Die Konjunktur überwindet die Delle

An den Finanzmärkten hat sich die Stimmung ein wenig verbessert; die Aktienmärkte legten zu und liegen nun für das laufende Jahr leicht vor den Anleihen. In Großbritannien erreichte der FT All Share Index ein Zweijahreshoch. Die jüngste Äußerung des IWF, dass die Weltwirtschaft ihr stärkstes Wachstum seit einer Generation erlebe, trug dazu bei; wichtiger ist jedoch die wachsende Erkenntnis, dass sich die Aktivität in den USA gefestigt hat und die Konjunktur das im Frühjahr / Sommer erlebte "soft patch" (Delle) überwinden könnte.

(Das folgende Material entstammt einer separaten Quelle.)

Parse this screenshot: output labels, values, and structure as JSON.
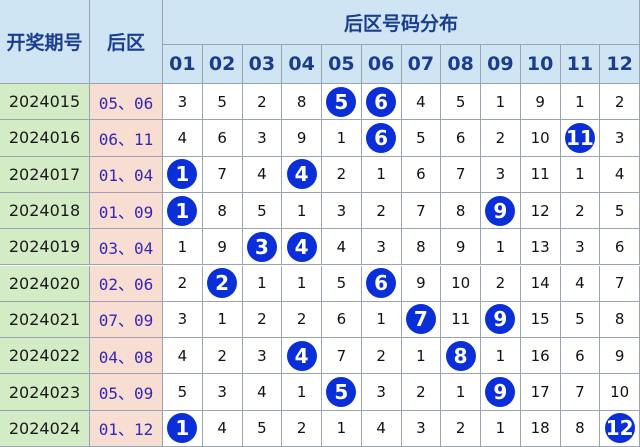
{
  "table": {
    "title": "后区号码分布",
    "col_headers": [
      "开奖期号",
      "后区"
    ],
    "numbers": [
      "01",
      "02",
      "03",
      "04",
      "05",
      "06",
      "07",
      "08",
      "09",
      "10",
      "11",
      "12"
    ],
    "rows": [
      {
        "period": "2024015",
        "back": "05、06",
        "cells": [
          3,
          5,
          2,
          8,
          5,
          6,
          4,
          5,
          1,
          9,
          1,
          2
        ]
      },
      {
        "period": "2024016",
        "back": "06、11",
        "cells": [
          4,
          6,
          3,
          9,
          1,
          6,
          5,
          6,
          2,
          10,
          11,
          3
        ]
      },
      {
        "period": "2024017",
        "back": "01、04",
        "cells": [
          1,
          7,
          4,
          4,
          2,
          1,
          6,
          7,
          3,
          11,
          1,
          4
        ]
      },
      {
        "period": "2024018",
        "back": "01、09",
        "cells": [
          1,
          8,
          5,
          1,
          3,
          2,
          7,
          8,
          9,
          12,
          2,
          5
        ]
      },
      {
        "period": "2024019",
        "back": "03、04",
        "cells": [
          1,
          9,
          3,
          4,
          4,
          3,
          8,
          9,
          1,
          13,
          3,
          6
        ]
      },
      {
        "period": "2024020",
        "back": "02、06",
        "cells": [
          2,
          2,
          1,
          1,
          5,
          6,
          9,
          10,
          2,
          14,
          4,
          7
        ]
      },
      {
        "period": "2024021",
        "back": "07、09",
        "cells": [
          3,
          1,
          2,
          2,
          6,
          1,
          7,
          11,
          9,
          15,
          5,
          8
        ]
      },
      {
        "period": "2024022",
        "back": "04、08",
        "cells": [
          4,
          2,
          3,
          4,
          7,
          2,
          1,
          8,
          1,
          16,
          6,
          9
        ]
      },
      {
        "period": "2024023",
        "back": "05、09",
        "cells": [
          5,
          3,
          4,
          1,
          5,
          3,
          2,
          1,
          9,
          17,
          7,
          10
        ]
      },
      {
        "period": "2024024",
        "back": "01、12",
        "cells": [
          1,
          4,
          5,
          2,
          1,
          4,
          3,
          2,
          1,
          18,
          8,
          12
        ]
      }
    ]
  }
}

Das Beschäftigungswachstum bleibt allerdings bescheiden. Der US-Arbeitsmarktbericht vom September ergab erneut ein Ergebnis unter den Erwartungen. Die Beschäftigung nahm im Monatsverlauf nur um 96.000 Stellen zu und blieb damit deutlich unter dem Wert, der erforderlich ist, um auch nur mit dem Bevölkerungswachstum Schritt zu halten. Dennoch wird erwartet, dass die Konsensus-Prognose von 4% Wachstum für das dritte Quartal in den USA vor allem auf einer Erholung der Konsumausgaben beruhen wird.

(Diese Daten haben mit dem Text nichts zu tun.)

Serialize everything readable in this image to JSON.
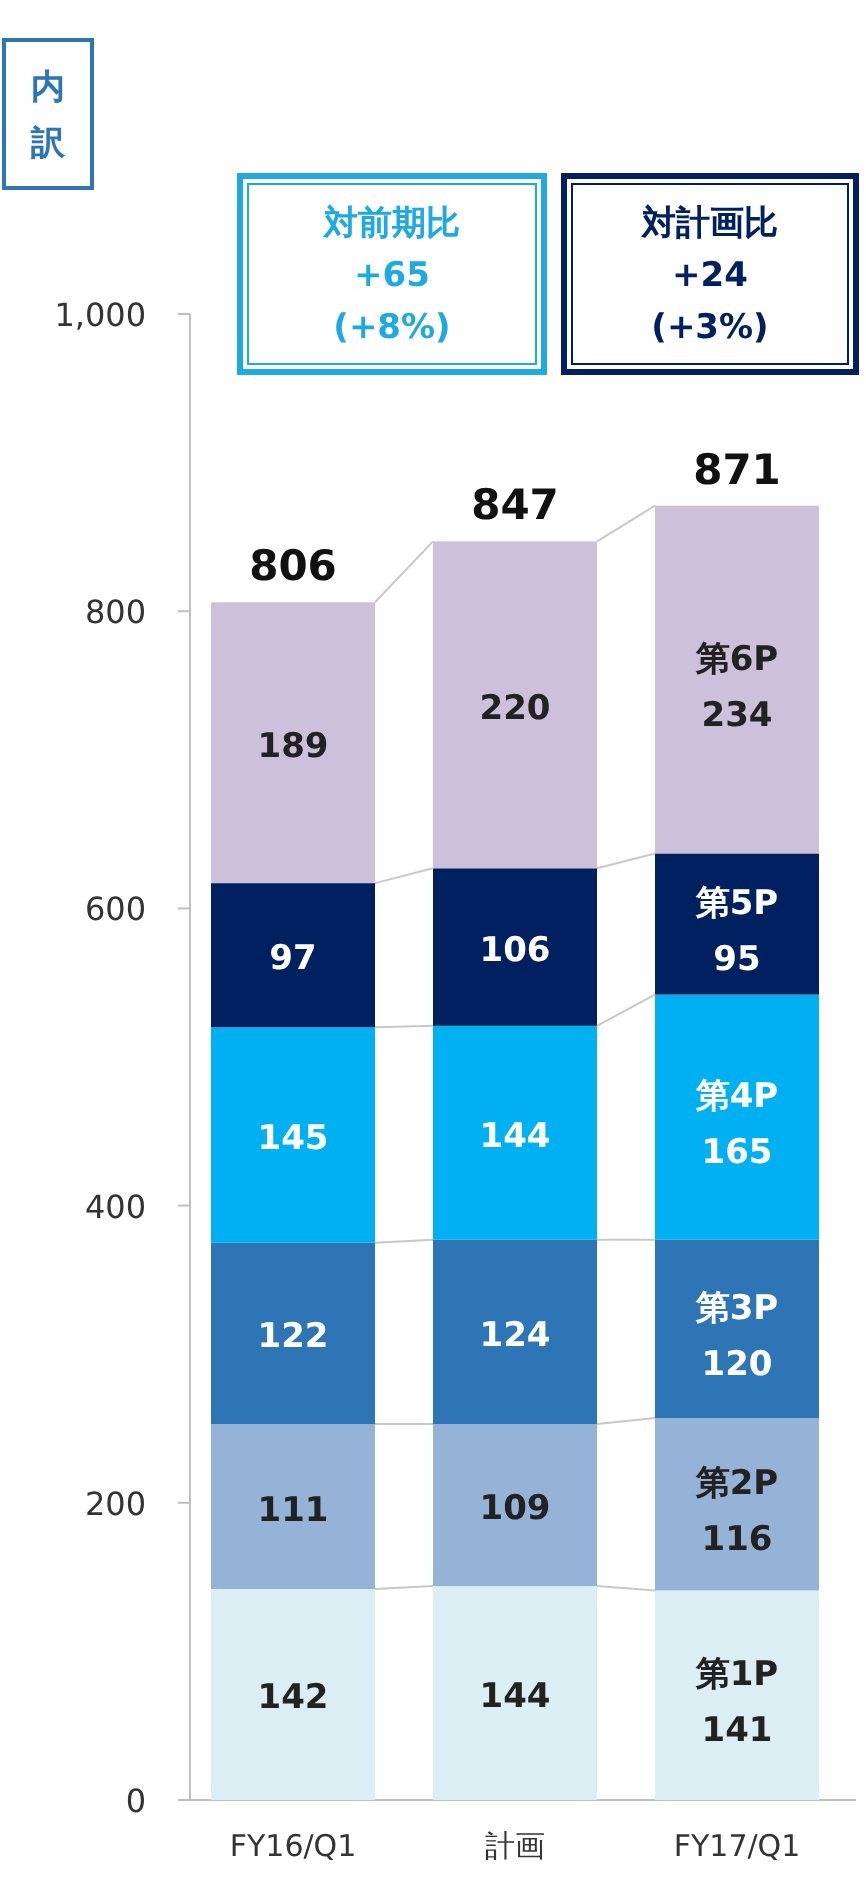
{
  "chart_data": {
    "type": "bar",
    "stacked": true,
    "categories": [
      "FY16/Q1",
      "計画",
      "FY17/Q1"
    ],
    "series": [
      {
        "name": "第1P",
        "color": "#daeef3",
        "values": [
          142,
          144,
          141
        ]
      },
      {
        "name": "第2P",
        "color": "#95b3d7",
        "values": [
          111,
          109,
          116
        ]
      },
      {
        "name": "第3P",
        "color": "#2e75b6",
        "values": [
          122,
          124,
          120
        ]
      },
      {
        "name": "第4P",
        "color": "#00b0f0",
        "values": [
          145,
          144,
          165
        ]
      },
      {
        "name": "第5P",
        "color": "#002060",
        "values": [
          97,
          106,
          95
        ]
      },
      {
        "name": "第6P",
        "color": "#ccc0da",
        "values": [
          189,
          220,
          234
        ]
      }
    ],
    "ylim": [
      0,
      1000
    ],
    "yticks": [
      0,
      200,
      400,
      600,
      800,
      {
        "value": 1000,
        "label": "1,000"
      }
    ],
    "grid": false,
    "data_labels": true,
    "totals": [
      "806",
      "847",
      "871"
    ],
    "annotations": [
      "内訳",
      "対前期比\n+65\n(+8%)",
      "対計画比\n+24\n(+3%)"
    ]
  }
}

Gewiss verharrt die Aktivität auf hohem Niveau, und neben der Verbesserung in den USA werden die Aussichten für das globale Wachstum von der anhaltend starken Entwicklung in Asien getrieben. Die Befürchtungen einer harten Landung in China ließen nach und in Japan profitierte das Vertrauen in die Konjunkturerholung von der jüngsten Tankan-Umfrage, die einen kontinuierlichen Anstieg des Geschäftsklimas ergab.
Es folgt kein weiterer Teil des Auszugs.